Biden’ın Trump’ın yolundan giderek Çin ile çıkan ticaret savaşını büyütmesi pek beklenmiyor. Ancak Çin’in tırmanışına Obama gibi kayıtsız kalması da beklenemez. Kaldı ki Trump’ın tarz olarak saldırgan olmakla beraber haklı olduğu noktalardan biri de Çin ile ABD arasındaki ticaret açığıydı. Biden’ın kota, gümrük vergisi ve benzeri kısıtlamalar yerine Çin’e çevreci üretimi dayatması çok daha olası.    

Son günlerde Türkiye’nin de Biden ile uyumlu söylemler ve politikalar üretmeye başladığını görmek hiç şüphesiz memnuniyet verici. Türkiye’nin İsrail’e büyükelçi ataması haberleri, iki ülke arasındaki ilişkilerin normalleştirilmeye çalışılması, hiç şüphesiz hem iki ülke adına hem de bölge adına oldukça sevindirici. Bu durumun süreklilik arz etmesi, muhakkak ki bölgede özlenen barış havasının oluşmasına yardımcı olacaktır.

Biden’ın Trump’ın çekildiği bir başka anlaşma olan İran nükleer enerji programıyla ilgili takınacağı tavır ise bölgede dengeleri değiştirebilir. Biden’ın bu anlaşmaya ABD’yi dahil etmesi ve İran’a ABD’nin uyguladığı yaptırımları gevşetmesi, İran’ın nükleer silaha erişimini kolaylaştıracaktır. Özellikle İsrail’e karşı son derece hasımane bir tavır içinde olan ve İsrail’e karşı terörist grupları açıkça destekleyen ve bu grupları organize etmek için gerektiğinde kendi komutanlarını bile görevlendiren İran’ın nükleer silaha kavuşması açıkçası tehlikeli olur.

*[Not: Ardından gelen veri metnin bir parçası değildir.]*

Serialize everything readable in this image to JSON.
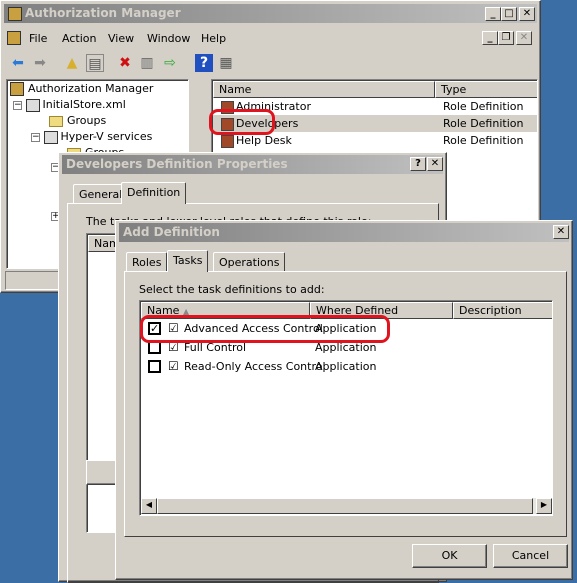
{
  "main_window": {
    "title": "Authorization Manager",
    "menu": [
      "File",
      "Action",
      "View",
      "Window",
      "Help"
    ],
    "toolbar_icons": [
      "back-icon",
      "forward-icon",
      "up-folder-icon",
      "show-hide-tree-icon",
      "delete-icon",
      "properties-icon",
      "export-icon",
      "help-icon",
      "console-icon"
    ],
    "tree": {
      "root": "Authorization Manager",
      "store": "InitialStore.xml",
      "groups": "Groups",
      "app": "Hyper-V services",
      "app_groups": "Groups"
    },
    "list": {
      "columns": [
        "Name",
        "Type"
      ],
      "rows": [
        {
          "name": "Administrator",
          "type": "Role Definition"
        },
        {
          "name": "Developers",
          "type": "Role Definition",
          "selected": true
        },
        {
          "name": "Help Desk",
          "type": "Role Definition"
        }
      ]
    }
  },
  "properties_dialog": {
    "title": "Developers Definition Properties",
    "tabs": [
      "General",
      "Definition"
    ],
    "active_tab": "Definition",
    "description": "The tasks and lower-level roles that define this role:",
    "list_header": "Name"
  },
  "add_definition": {
    "title": "Add Definition",
    "tabs": [
      "Roles",
      "Tasks",
      "Operations"
    ],
    "active_tab": "Tasks",
    "prompt": "Select the task definitions to add:",
    "columns": [
      "Name",
      "Where Defined",
      "Description"
    ],
    "rows": [
      {
        "name": "Advanced Access Control",
        "where": "Application",
        "checked": true
      },
      {
        "name": "Full Control",
        "where": "Application",
        "checked": false
      },
      {
        "name": "Read-Only Access Control",
        "where": "Application",
        "checked": false
      }
    ],
    "ok": "OK",
    "cancel": "Cancel"
  },
  "highlight_color": "#e0141e"
}
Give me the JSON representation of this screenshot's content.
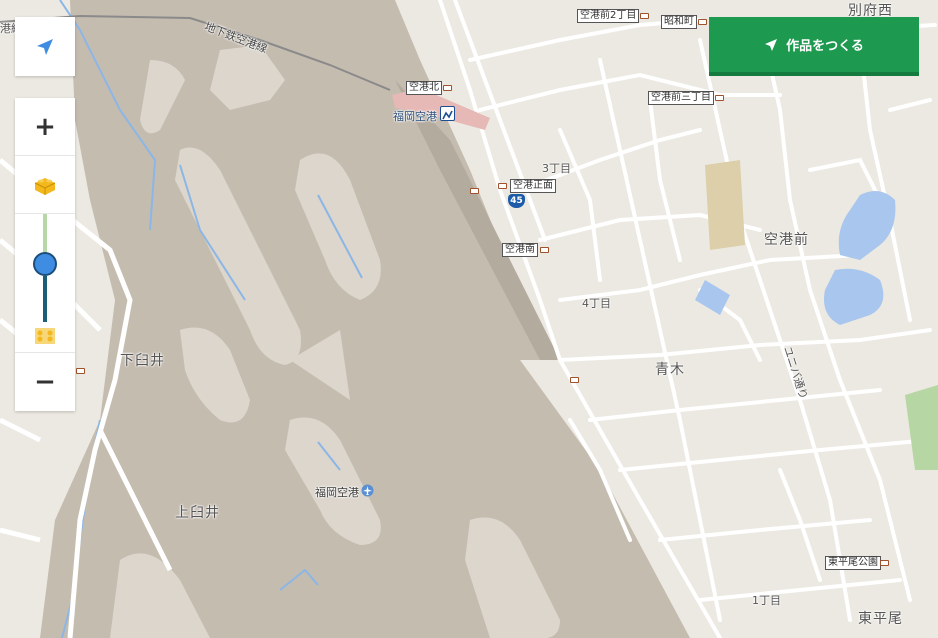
{
  "cta": {
    "label": "作品をつくる",
    "icon": "navigate-arrow-icon",
    "color": "#1e9a50"
  },
  "controls": {
    "locate_icon": "navigate-arrow-icon",
    "zoom_in": "+",
    "zoom_out": "−",
    "block_icon_1": "brick-block-icon",
    "block_icon_2": "flat-brick-icon",
    "zoom_level_fraction": 0.5
  },
  "map": {
    "rail_line": "地下鉄空港線",
    "station_name": "福岡空港",
    "route_number": "45",
    "places": [
      {
        "id": "shimousui",
        "text": "下臼井"
      },
      {
        "id": "kamiusui",
        "text": "上臼井"
      },
      {
        "id": "aoki",
        "text": "青木"
      },
      {
        "id": "kukomae",
        "text": "空港前"
      },
      {
        "id": "higashihirao",
        "text": "東平尾"
      },
      {
        "id": "beppunishi",
        "text": "別府西"
      },
      {
        "id": "chome3",
        "text": "3丁目"
      },
      {
        "id": "chome4",
        "text": "4丁目"
      },
      {
        "id": "chome1",
        "text": "1丁目"
      },
      {
        "id": "unibadori",
        "text": "ユニバ通り"
      },
      {
        "id": "airport_label",
        "text": "福岡空港"
      },
      {
        "id": "ruku",
        "text": "港線"
      }
    ],
    "bus_stops": [
      {
        "id": "kukomae2",
        "text": "空港前2丁目"
      },
      {
        "id": "showamachi",
        "text": "昭和町"
      },
      {
        "id": "kukomae3",
        "text": "空港前三丁目"
      },
      {
        "id": "kukokita",
        "text": "空港北"
      },
      {
        "id": "kukoshomen",
        "text": "空港正面"
      },
      {
        "id": "kukominami",
        "text": "空港南"
      },
      {
        "id": "higashihiraokoen",
        "text": "東平尾公園"
      }
    ]
  }
}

Biden’ın seçilmesi ve COVID-19 aşısının bulunmasıyla oluşan iyimser hava dünyada özellikle şubat sonuna kadar sorunların en azından hasır altına itilmesine sebep olabilir. Dört firma aşı bulduğunu ve dağıtıma başlayacağını açıkladı. Ancak kimse yan etkileri bilmiyor. Dokuz ay gibi kısa bir sürede ortaya çıkan bir aşı ne kadar test edilmiş olabilir? Şu ana kadar ortaya atılan etki oranları son derece varsayımsal ve gerçekleri yansıtmaması son derece olası.

Öte yandan, herhangi bir virüse aşı bulmak o kadar kolaysa eğer, neden kronik olan misal Herpes’e bir aşı bulunmadı? Aynı şekilde COVID-19’dan çok daha ölümcül olan HIV virüsü için bir aşı neden halen icat edilemedi?

COVID-19 söylendiği kadar bulaşıcı olmasa da hiç şüphesiz son derece ölümcül olabilmektedir. Ne yazık ki özellikle Türkiye’de hemen herkesin bir yakını bu hastalığa yakalanmış ve bazen de hayatlarını kaybetmiştir. COVID-19 kabul etmek istemesek de yaşamak zorunda olduğumuz bir gerçek. Ancak son 20 senede çıkan dört grip salgının ne ilki ne de sonuncusu olacak. İyimser bir tahminle 2021 yılı içinde bu salgın sonlandırılsa dahi, önceki verilere bakarak en geç 2025 yılına kadar yeni bir salgınla insanlığın mücadele etmek zorunda kalacağı gözüküyor.